Arrivée sur l’immense campus ensoleillé qui accueille son bureau, alors qu’elle appuie sur le bouton de l’ascenseur, son bracelet vibre. Sur l’écran « Et si vous preniez l’escalier ? ». Après un déjeuner calibré sur son nouvel objectif nutritionnel (et incluant un accompagnement à la carotte : son bracelet a détecté dans son sang une carence en vitamine A), Léa se replonge dans son travail avec intensité tout l’après-midi. Petite vibration : « Vous êtes stressée, faites donc une pause. » Elle retrouve le sourire. Brièvement. Encore une vibration. Fin de la pause. La fin de journée approche, et Léa se rend compte à 17h qu’un espace dans son agenda a été bloqué par ActivHealth et que, si elle le souhaite, 37 % des machines de la salle de gym sont actuellement libres…

Après sa séance de sport (qui lui vaut de voir sur son bracelet un message de félicitation enthousiaste de la responsable Wellness de son pôle), Léa découvre sur son bureau un paquet. Son chef l’attend à côté. « Bonsoir Léa. Tes chiffres de stress sont meilleurs aujourd’hui, cela me rassure. Et cette séance de sport était une bonne idée, tu seras encore plus sereine demain je parie ! Tu seras rapidement revenue dans les 10 % les moins stressés de l’équipe. Tu sais à quel point le bien-être de chacun est important pour nous… D’ailleurs, nous t’avons choisie pour tester le nouveau prototype du bracelet du programme ActivHealth. On se voit à la collecte de fonds pour le Bangladesh tout à l’heure ? Tu n’as pas encore répondu à l’invitation mais toute l’équipe sera là, on compte sur toi ! » Léa acquiesce tout en découvrant le magnifique nouveau bracelet : l’écran est souple et entièrement transparent. Le bracelet ne pèse que quelques grammes. Pourtant il sera entièrement gratuit d’après ce qu’elle comprend à partir du moment où les utilisateurs acceptent de partager leurs données avec des partenaires de l’entreprise, tout comme ils le font avec leur cercle d’amis, finalement !

Une fois chez elle, Léa s’accorde quelques minutes devant un film sur son écran mural.
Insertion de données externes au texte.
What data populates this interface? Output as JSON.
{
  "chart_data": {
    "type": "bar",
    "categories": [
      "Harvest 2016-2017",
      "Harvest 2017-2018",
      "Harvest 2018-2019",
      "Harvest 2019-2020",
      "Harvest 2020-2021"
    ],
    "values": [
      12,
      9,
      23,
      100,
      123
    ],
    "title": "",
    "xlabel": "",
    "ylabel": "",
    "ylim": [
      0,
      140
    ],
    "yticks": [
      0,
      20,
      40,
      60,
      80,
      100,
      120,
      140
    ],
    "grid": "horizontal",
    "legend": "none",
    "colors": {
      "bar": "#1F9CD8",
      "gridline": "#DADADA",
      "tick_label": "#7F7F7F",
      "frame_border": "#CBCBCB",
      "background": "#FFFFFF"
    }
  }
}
Pendant les pubs, elle se lève pour aller à la salle de bains. Son capteur vibre très légèrement : « Nous aimerions avoir votre avis sur les publicités en cours de diffusion. Vous obtiendrez des points et des promotions personnalisés ! Restez devant la caméra de votre écran pour accepter. » Elle ignore le rappel à l’ordre. Le bracelet se met à vibrer un peu plus fort…
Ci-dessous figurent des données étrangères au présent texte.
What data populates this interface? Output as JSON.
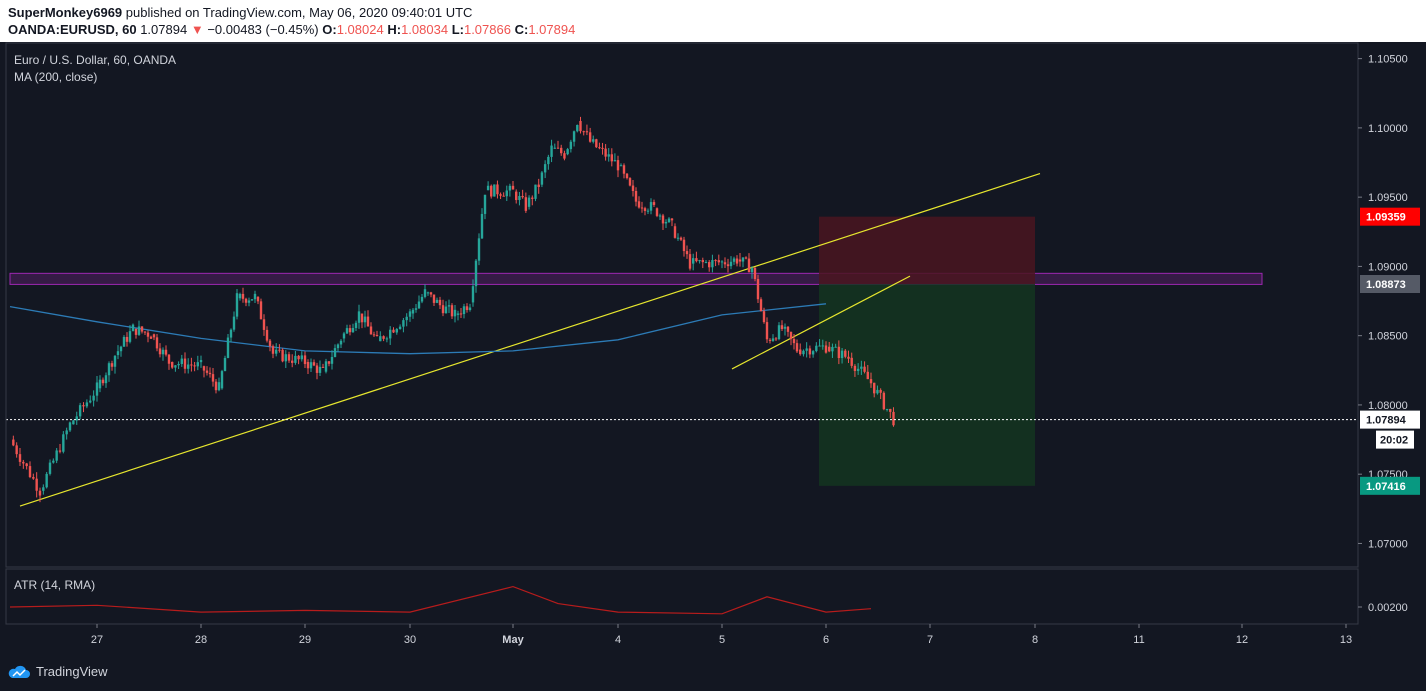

Cette histoire occupe les pages 8 et 9 du Cahier de la CNIL Le corps, nouvel objet connecté, du quantified self à la m-Santé : les nouveaux territoires de la mise en données du monde, avec le texte introductif ci-dessous :

À quoi pourrait ressembler une journée type d’un adepte du quantified self dans un futur proche ? Nous nous sommes amusés à imaginer la journée de Léa, salariée d’une grande entreprise de technologies installée en Californie. Ce texte s’inspire de lectures évoquant ce quotidien, en particulier du roman dystopique publié en octobre 2013 par Dave Eggers, « The Circle » (Editions Mc Sweeney’s, 2014), une entreprise inventée devenue la compagnie technologique la plus puissante du monde après le succès de TruYou, un outil de présence numérique d’un individu, au travers d’une seule authentification… et d’une seule identité. Dorénavant, fort de son succès, The Circle peut mener à bien tous ses projets d’amélioration du monde par la technologie, même les plus fous.